Im Mai/Juni 2018 wurde in den Geschichtsstunden im Cottbuser Oberstufenzentrum auf Grund des 65. Jahrestages im Unterricht ausführlicher als sonst auf den 17. Juni 1953 eingegangen. Die Schülerinnen Cathleen Reusch, Heidi Hallmann, Carolin Nicolay und Lee-Ann Gaster besuchten gemeinsam mit ihrem Klassenleiter Bernhard Neidnicht eine Sonderausstellung zu dieser Thematik im Cottbuser Museum.

Während der anschließenden Diskussion der Schüler mit dem Museumspädagogen über die Ursachen des Aufstandes in der DDR, ergänzte Neidnicht, dass die geheime Aufrüstung der Marine einen entscheidenden Anteil an der Verschärfung der Krise gehabt habe.
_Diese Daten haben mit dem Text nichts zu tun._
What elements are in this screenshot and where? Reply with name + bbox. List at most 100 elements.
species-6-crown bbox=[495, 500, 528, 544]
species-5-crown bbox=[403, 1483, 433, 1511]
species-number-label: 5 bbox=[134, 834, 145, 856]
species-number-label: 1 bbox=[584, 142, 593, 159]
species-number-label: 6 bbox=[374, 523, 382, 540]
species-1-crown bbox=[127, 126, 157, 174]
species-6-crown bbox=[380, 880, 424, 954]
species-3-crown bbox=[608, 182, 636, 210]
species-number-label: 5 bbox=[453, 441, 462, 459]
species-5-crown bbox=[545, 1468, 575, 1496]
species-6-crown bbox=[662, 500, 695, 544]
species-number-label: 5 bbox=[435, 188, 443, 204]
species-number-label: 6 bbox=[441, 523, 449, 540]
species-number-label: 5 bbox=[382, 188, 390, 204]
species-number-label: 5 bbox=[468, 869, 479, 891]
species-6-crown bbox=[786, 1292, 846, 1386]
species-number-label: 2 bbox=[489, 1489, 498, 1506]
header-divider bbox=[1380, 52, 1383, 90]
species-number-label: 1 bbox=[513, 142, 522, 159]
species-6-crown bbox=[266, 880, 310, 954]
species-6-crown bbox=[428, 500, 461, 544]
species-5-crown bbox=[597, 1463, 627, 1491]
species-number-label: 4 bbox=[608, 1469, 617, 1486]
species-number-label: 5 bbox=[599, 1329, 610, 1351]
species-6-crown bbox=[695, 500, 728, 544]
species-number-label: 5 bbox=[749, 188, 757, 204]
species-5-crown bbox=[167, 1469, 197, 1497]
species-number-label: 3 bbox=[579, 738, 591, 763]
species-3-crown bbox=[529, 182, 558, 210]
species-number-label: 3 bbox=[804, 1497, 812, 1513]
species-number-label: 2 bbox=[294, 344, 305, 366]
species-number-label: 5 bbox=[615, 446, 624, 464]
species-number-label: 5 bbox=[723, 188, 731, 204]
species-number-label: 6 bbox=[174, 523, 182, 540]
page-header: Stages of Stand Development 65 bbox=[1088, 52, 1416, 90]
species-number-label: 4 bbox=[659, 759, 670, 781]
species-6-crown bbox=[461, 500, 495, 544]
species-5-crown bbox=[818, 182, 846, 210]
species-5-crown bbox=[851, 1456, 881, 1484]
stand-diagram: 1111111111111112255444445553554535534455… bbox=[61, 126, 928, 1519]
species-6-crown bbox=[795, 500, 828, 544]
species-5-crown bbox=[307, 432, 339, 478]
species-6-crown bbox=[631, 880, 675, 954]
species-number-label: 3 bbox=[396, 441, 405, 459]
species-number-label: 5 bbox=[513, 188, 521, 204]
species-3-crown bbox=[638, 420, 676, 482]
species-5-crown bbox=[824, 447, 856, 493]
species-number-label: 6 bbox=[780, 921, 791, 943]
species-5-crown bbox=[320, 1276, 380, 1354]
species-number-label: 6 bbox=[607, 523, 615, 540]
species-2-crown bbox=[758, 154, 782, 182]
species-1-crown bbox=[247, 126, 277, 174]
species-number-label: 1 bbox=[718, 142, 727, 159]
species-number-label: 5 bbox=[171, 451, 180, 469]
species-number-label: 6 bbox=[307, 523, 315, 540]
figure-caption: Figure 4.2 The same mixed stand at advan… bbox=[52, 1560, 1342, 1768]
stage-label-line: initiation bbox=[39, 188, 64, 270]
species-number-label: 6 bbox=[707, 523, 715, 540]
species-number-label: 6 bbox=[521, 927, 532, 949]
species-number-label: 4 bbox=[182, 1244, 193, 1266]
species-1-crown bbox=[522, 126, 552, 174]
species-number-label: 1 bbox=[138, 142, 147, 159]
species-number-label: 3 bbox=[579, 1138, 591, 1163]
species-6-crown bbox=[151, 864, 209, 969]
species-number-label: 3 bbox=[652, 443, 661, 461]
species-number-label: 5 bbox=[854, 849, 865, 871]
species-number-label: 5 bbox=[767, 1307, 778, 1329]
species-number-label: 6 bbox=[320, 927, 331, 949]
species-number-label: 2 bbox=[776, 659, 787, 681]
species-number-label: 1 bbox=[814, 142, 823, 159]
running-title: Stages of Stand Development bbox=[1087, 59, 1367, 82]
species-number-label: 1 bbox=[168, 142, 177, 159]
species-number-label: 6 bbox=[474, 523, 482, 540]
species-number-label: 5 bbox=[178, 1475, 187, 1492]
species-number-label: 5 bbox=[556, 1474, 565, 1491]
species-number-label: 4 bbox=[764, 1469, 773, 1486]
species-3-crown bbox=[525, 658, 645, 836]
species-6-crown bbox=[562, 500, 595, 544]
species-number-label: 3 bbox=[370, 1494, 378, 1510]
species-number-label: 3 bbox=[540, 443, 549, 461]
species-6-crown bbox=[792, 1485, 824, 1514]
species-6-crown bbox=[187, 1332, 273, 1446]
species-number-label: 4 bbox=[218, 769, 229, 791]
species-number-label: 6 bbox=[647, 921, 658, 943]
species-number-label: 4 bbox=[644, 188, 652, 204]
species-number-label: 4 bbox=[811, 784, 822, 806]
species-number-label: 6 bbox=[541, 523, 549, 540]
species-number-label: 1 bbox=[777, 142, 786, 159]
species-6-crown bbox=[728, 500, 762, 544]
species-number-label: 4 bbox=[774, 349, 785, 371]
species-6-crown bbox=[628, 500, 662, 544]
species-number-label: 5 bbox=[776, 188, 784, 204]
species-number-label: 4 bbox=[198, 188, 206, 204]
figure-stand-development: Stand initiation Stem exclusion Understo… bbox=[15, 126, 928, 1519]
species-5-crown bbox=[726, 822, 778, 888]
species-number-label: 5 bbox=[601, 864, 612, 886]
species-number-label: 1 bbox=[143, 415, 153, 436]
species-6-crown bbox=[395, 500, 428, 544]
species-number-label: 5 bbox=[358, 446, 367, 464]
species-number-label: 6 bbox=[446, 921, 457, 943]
Die gigantischen Pläne der Führung der UdSSR und DDR auf maritimen Gebiet würden besonders deutlich im „Geheimdokument Zeuthen“ werden (benannt nach einer kleinen Stadt zwischen Berlin und Cottbus). Weder der Mitarbeiter des Museums noch einer der Schüler hatte je von diesem Projekt gehört. Nun war der Ehrgeiz von Cathleen Reusch, inzwischen gewählte Klassensprecherin, geweckt. Die schon lange geplante Studienfahrt der Klasse führte nach Dranske auf der Insel Rügen. Also in genau jenes Gebiet, in dem das ambitionierte Rüstungsvorhaben umgesetzt werden sollte. So erhielten Lee-Ann Gaster und Cathleen Reusch den Auftrag, nach Spuren vor Ort zu suchen.

Als das Thema des Geschichtswettbewerbes des Bundespräsidenten 2018/19 am 01. September bekanntgegeben wurde, fragte der Lehrer in der Klasse, ob jemand teilnehmen möchte. Neben Lee-Ann und Cathleen meldeten sich noch Heidi Hallmann und Carolin Nikolay. Ziel war, das „Geheimdokumemt Zeuthen“, zu dem ja bereits einiges Material vorlag, weiter zu verfolgen. Allerdings hatten die Schülerinnen keine „zündende Idee“, wie sie dieses mit dem Thema des Wettbewerbes „So geht’s nicht weiter. Krise, Umbruch, Aufbruch“ verbinden könnten.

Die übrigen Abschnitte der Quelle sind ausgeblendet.